The top of the line industrial strength soundproof curtains can have a STC rating of up to 35. Unless you’re looking to really stop the noise and spend the money you unfortunately will have to settle for living room curtains which won’t provide as great of an STC rating. A really good set of curtains will probably have a STC rating of up to 15 while you’re most likely going to get between 5-10. Now this may not seem a lot at first but your perception of increases or decreases in decibel levels can weigh in on how much noise is actually being reduced. Plus of course the more layers of noise reduction materials you setup between you and the problem the decibel levels can only go down.

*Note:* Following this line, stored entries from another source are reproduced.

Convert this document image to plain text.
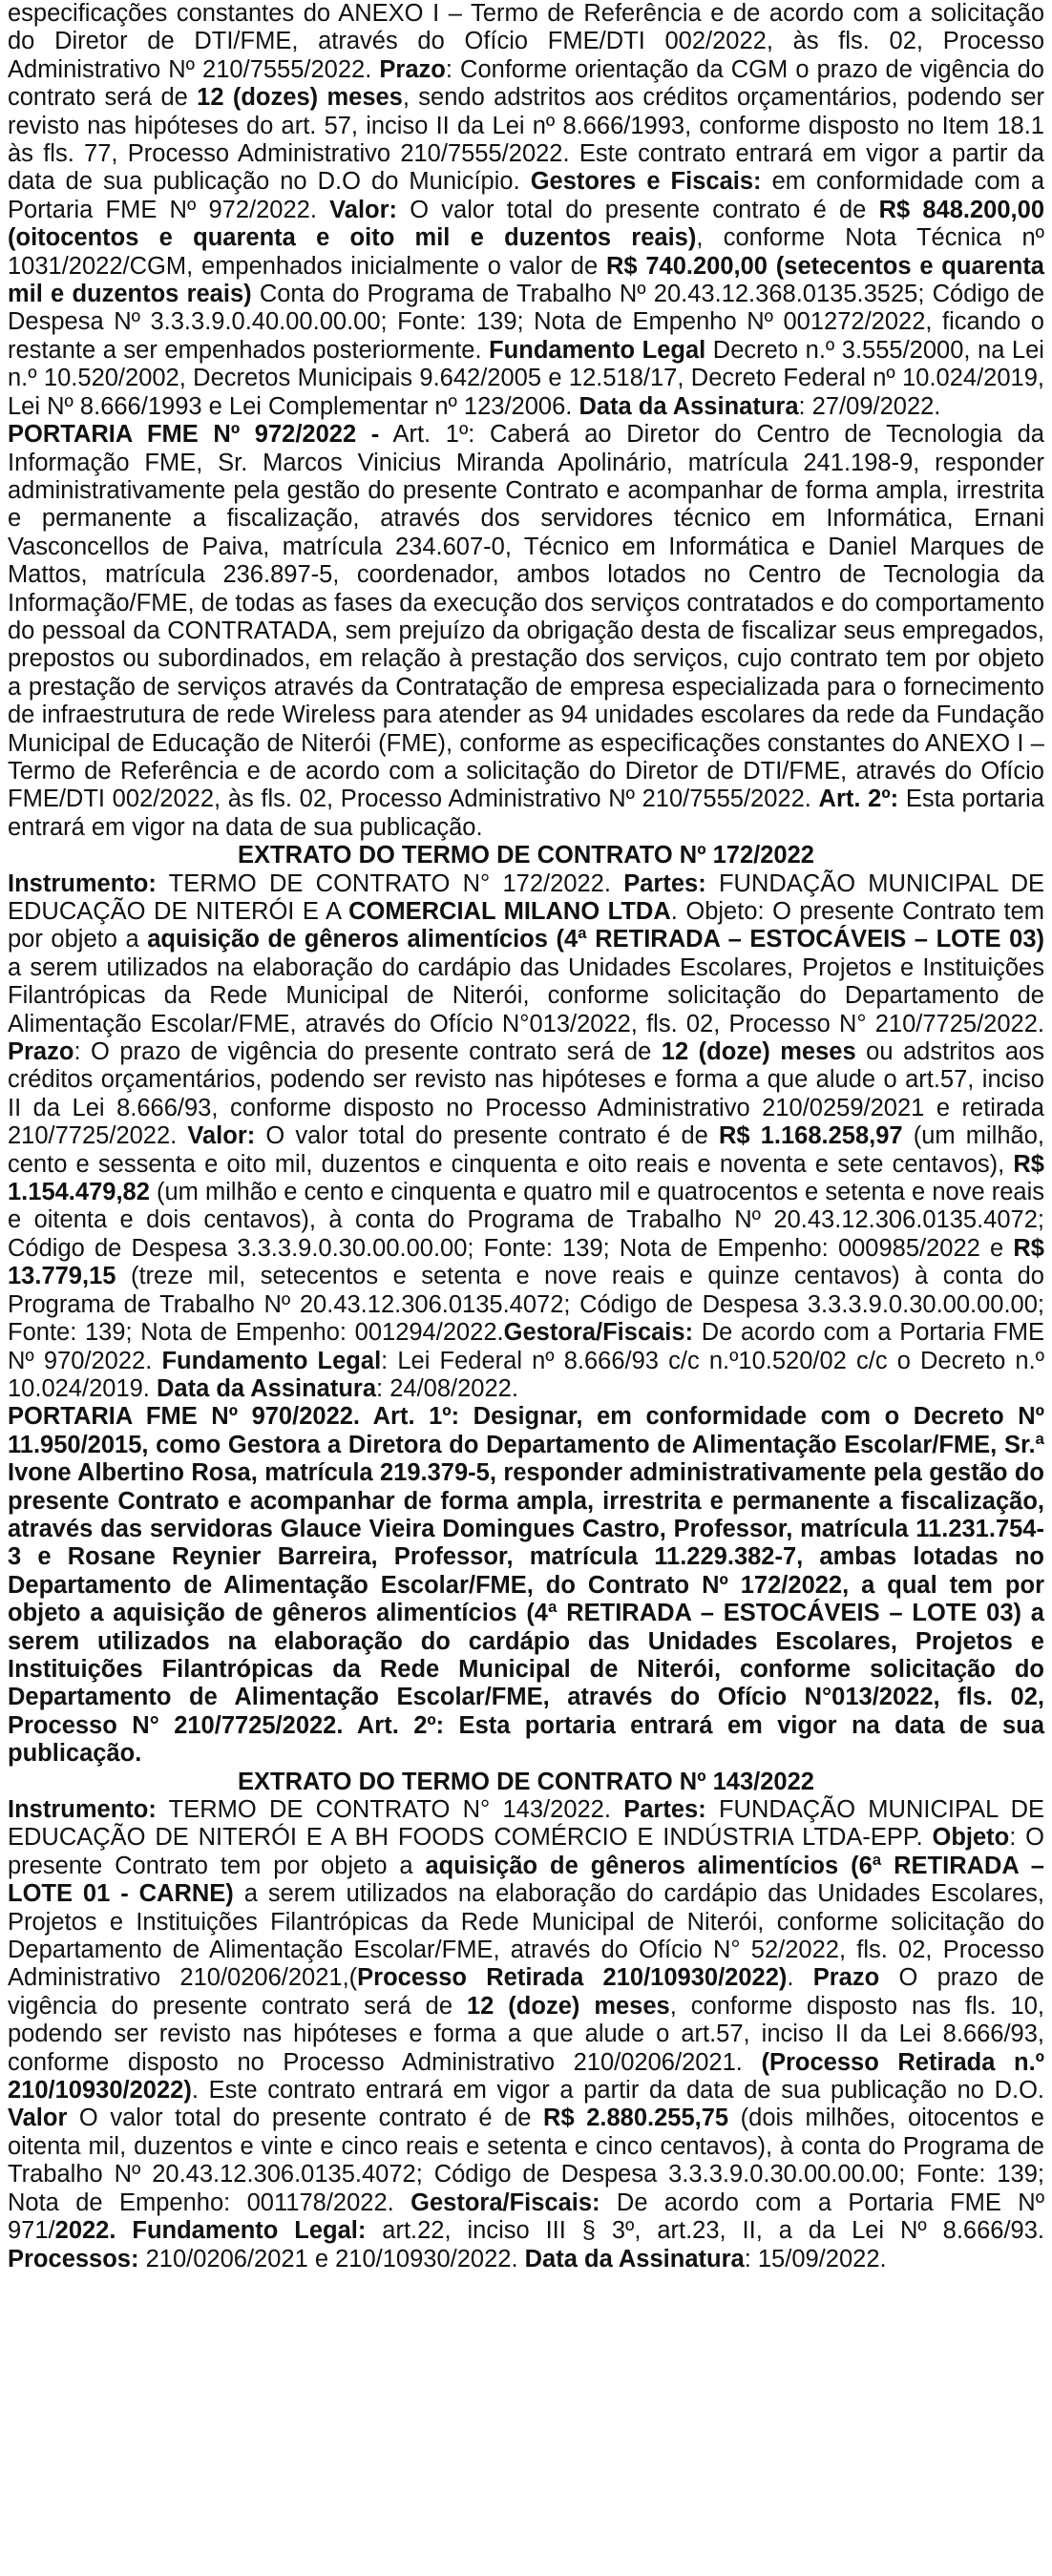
especificações constantes do ANEXO I – Termo de Referência e de acordo com a solicitação do Diretor de DTI/FME, através do Ofício FME/DTI 002/2022, às fls. 02, Processo Administrativo Nº 210/7555/2022. Prazo: Conforme orientação da CGM o prazo de vigência do contrato será de 12 (dozes) meses, sendo adstritos aos créditos orçamentários, podendo ser revisto nas hipóteses do art. 57, inciso II da Lei nº 8.666/1993, conforme disposto no Item 18.1 às fls. 77, Processo Administrativo 210/7555/2022. Este contrato entrará em vigor a partir da data de sua publicação no D.O do Município. Gestores e Fiscais: em conformidade com a Portaria FME Nº 972/2022. Valor: O valor total do presente contrato é de R$ 848.200,00 (oitocentos e quarenta e oito mil e duzentos reais), conforme Nota Técnica nº 1031/2022/CGM, empenhados inicialmente o valor de R$ 740.200,00 (setecentos e quarenta mil e duzentos reais) Conta do Programa de Trabalho Nº 20.43.12.368.0135.3525; Código de Despesa Nº 3.3.3.9.0.40.00.00.00; Fonte: 139; Nota de Empenho Nº 001272/2022, ficando o restante a ser empenhados posteriormente. Fundamento Legal Decreto n.º 3.555/2000, na Lei n.º 10.520/2002, Decretos Municipais 9.642/2005 e 12.518/17, Decreto Federal nº 10.024/2019, Lei Nº 8.666/1993 e Lei Complementar nº 123/2006. Data da Assinatura: 27/09/2022.

PORTARIA FME Nº 972/2022 - Art. 1º: Caberá ao Diretor do Centro de Tecnologia da Informação FME, Sr. Marcos Vinicius Miranda Apolinário, matrícula 241.198-9, responder administrativamente pela gestão do presente Contrato e acompanhar de forma ampla, irrestrita e permanente a fiscalização, através dos servidores técnico em Informática, Ernani Vasconcellos de Paiva, matrícula 234.607-0, Técnico em Informática e Daniel Marques de Mattos, matrícula 236.897-5, coordenador, ambos lotados no Centro de Tecnologia da Informação/FME, de todas as fases da execução dos serviços contratados e do comportamento do pessoal da CONTRATADA, sem prejuízo da obrigação desta de fiscalizar seus empregados, prepostos ou subordinados, em relação à prestação dos serviços, cujo contrato tem por objeto a prestação de serviços através da Contratação de empresa especializada para o fornecimento de infraestrutura de rede Wireless para atender as 94 unidades escolares da rede da Fundação Municipal de Educação de Niterói (FME), conforme as especificações constantes do ANEXO I – Termo de Referência e de acordo com a solicitação do Diretor de DTI/FME, através do Ofício FME/DTI 002/2022, às fls. 02, Processo Administrativo Nº 210/7555/2022. Art. 2º: Esta portaria entrará em vigor na data de sua publicação.

EXTRATO DO TERMO DE CONTRATO Nº 172/2022

Instrumento: TERMO DE CONTRATO N° 172/2022. Partes: FUNDAÇÃO MUNICIPAL DE EDUCAÇÃO DE NITERÓI E A COMERCIAL MILANO LTDA. Objeto: O presente Contrato tem por objeto a aquisição de gêneros alimentícios (4ª RETIRADA – ESTOCÁVEIS – LOTE 03) a serem utilizados na elaboração do cardápio das Unidades Escolares, Projetos e Instituições Filantrópicas da Rede Municipal de Niterói, conforme solicitação do Departamento de Alimentação Escolar/FME, através do Ofício N°013/2022, fls. 02, Processo N° 210/7725/2022. Prazo: O prazo de vigência do presente contrato será de 12 (doze) meses ou adstritos aos créditos orçamentários, podendo ser revisto nas hipóteses e forma a que alude o art.57, inciso II da Lei 8.666/93, conforme disposto no Processo Administrativo 210/0259/2021 e retirada 210/7725/2022. Valor: O valor total do presente contrato é de R$ 1.168.258,97 (um milhão, cento e sessenta e oito mil, duzentos e cinquenta e oito reais e noventa e sete centavos), R$ 1.154.479,82 (um milhão e cento e cinquenta e quatro mil e quatrocentos e setenta e nove reais e oitenta e dois centavos), à conta do Programa de Trabalho Nº 20.43.12.306.0135.4072; Código de Despesa 3.3.3.9.0.30.00.00.00; Fonte: 139; Nota de Empenho: 000985/2022 e R$ 13.779,15 (treze mil, setecentos e setenta e nove reais e quinze centavos) à conta do Programa de Trabalho Nº 20.43.12.306.0135.4072; Código de Despesa 3.3.3.9.0.30.00.00.00; Fonte: 139; Nota de Empenho: 001294/2022.Gestora/Fiscais: De acordo com a Portaria FME Nº 970/2022. Fundamento Legal: Lei Federal nº 8.666/93 c/c n.º10.520/02 c/c o Decreto n.º 10.024/2019. Data da Assinatura: 24/08/2022.

PORTARIA FME Nº 970/2022. Art. 1º: Designar, em conformidade com o Decreto Nº 11.950/2015, como Gestora a Diretora do Departamento de Alimentação Escolar/FME, Sr.ª Ivone Albertino Rosa, matrícula 219.379-5, responder administrativamente pela gestão do presente Contrato e acompanhar de forma ampla, irrestrita e permanente a fiscalização, através das servidoras Glauce Vieira Domingues Castro, Professor, matrícula 11.231.754-3 e Rosane Reynier Barreira, Professor, matrícula 11.229.382-7, ambas lotadas no Departamento de Alimentação Escolar/FME, do Contrato Nº 172/2022, a qual tem por objeto a aquisição de gêneros alimentícios (4ª RETIRADA – ESTOCÁVEIS – LOTE 03) a serem utilizados na elaboração do cardápio das Unidades Escolares, Projetos e Instituições Filantrópicas da Rede Municipal de Niterói, conforme solicitação do Departamento de Alimentação Escolar/FME, através do Ofício N°013/2022, fls. 02, Processo N° 210/7725/2022. Art. 2º: Esta portaria entrará em vigor na data de sua publicação.

EXTRATO DO TERMO DE CONTRATO Nº 143/2022

Instrumento: TERMO DE CONTRATO N° 143/2022. Partes: FUNDAÇÃO MUNICIPAL DE EDUCAÇÃO DE NITERÓI E A BH FOODS COMÉRCIO E INDÚSTRIA LTDA-EPP. Objeto: O presente Contrato tem por objeto a aquisição de gêneros alimentícios (6ª RETIRADA – LOTE 01 - CARNE) a serem utilizados na elaboração do cardápio das Unidades Escolares, Projetos e Instituições Filantrópicas da Rede Municipal de Niterói, conforme solicitação do Departamento de Alimentação Escolar/FME, através do Ofício N° 52/2022, fls. 02, Processo Administrativo 210/0206/2021,(Processo Retirada 210/10930/2022). Prazo O prazo de vigência do presente contrato será de 12 (doze) meses, conforme disposto nas fls. 10, podendo ser revisto nas hipóteses e forma a que alude o art.57, inciso II da Lei 8.666/93, conforme disposto no Processo Administrativo 210/0206/2021. (Processo Retirada n.º 210/10930/2022). Este contrato entrará em vigor a partir da data de sua publicação no D.O. Valor O valor total do presente contrato é de R$ 2.880.255,75 (dois milhões, oitocentos e oitenta mil, duzentos e vinte e cinco reais e setenta e cinco centavos), à conta do Programa de Trabalho Nº 20.43.12.306.0135.4072; Código de Despesa 3.3.3.9.0.30.00.00.00; Fonte: 139; Nota de Empenho: 001178/2022. Gestora/Fiscais: De acordo com a Portaria FME Nº 971/2022. Fundamento Legal: art.22, inciso III § 3º, art.23, II, a da Lei Nº 8.666/93. Processos: 210/0206/2021 e 210/10930/2022. Data da Assinatura: 15/09/2022.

Looking at a quick example of a noisy street, having 70dB can be reduced on average by 20 by a window and then again by 10 by curtains. You’ve reduced the noise down to almost a whisper which is more enjoyable to sleep to though you can reduce it even more with foam, double-pane windows, and an additional set of curtains.
While looking into soundproofing a room you may want to investigate how the noise is coming in. In this quick tip we’ll go over a very common overlooked issue of holes and cracks. Not only can spending 30 minutes fixing these issues help reduce outside noise but also reduce heating and cooling costs.
Around windows look for cracks or various small holes that could either lead to the outside. Even the small crack could make a difference as it maybe much bigger further in where you can’t see it. Make sure that the window or windows close properly to create a tight seal. If you can feel air coming in see where and do what you can to stop it but if it’s really bad you may want to invest some money in some new windows.
If you are a handyman(or woman) and are able to easily take off/put back on the trim around your window you can do a further investigation. Some spare materials you may need is insulation and caulk. Builders tend to shim to make your windows level and also square. Now unless the builder decided to spend additional time covering everything that was going to be covered by the trim you may come across several gaps. Usually if the builder knows these gaps will be covered by the trim later so they will not bother trying to cover anything behind them. If however you find holes or cracks you can fill these gaps with some insulation and then cover it up with some caulk. If living in an older house check to make sure there is no rotten wood as this may degrade later if left alone.
Overall not only will doing this help eliminate noise but reduce heating and cooling costs. Remember that where there’s airflow sound has a much easier time entering your home.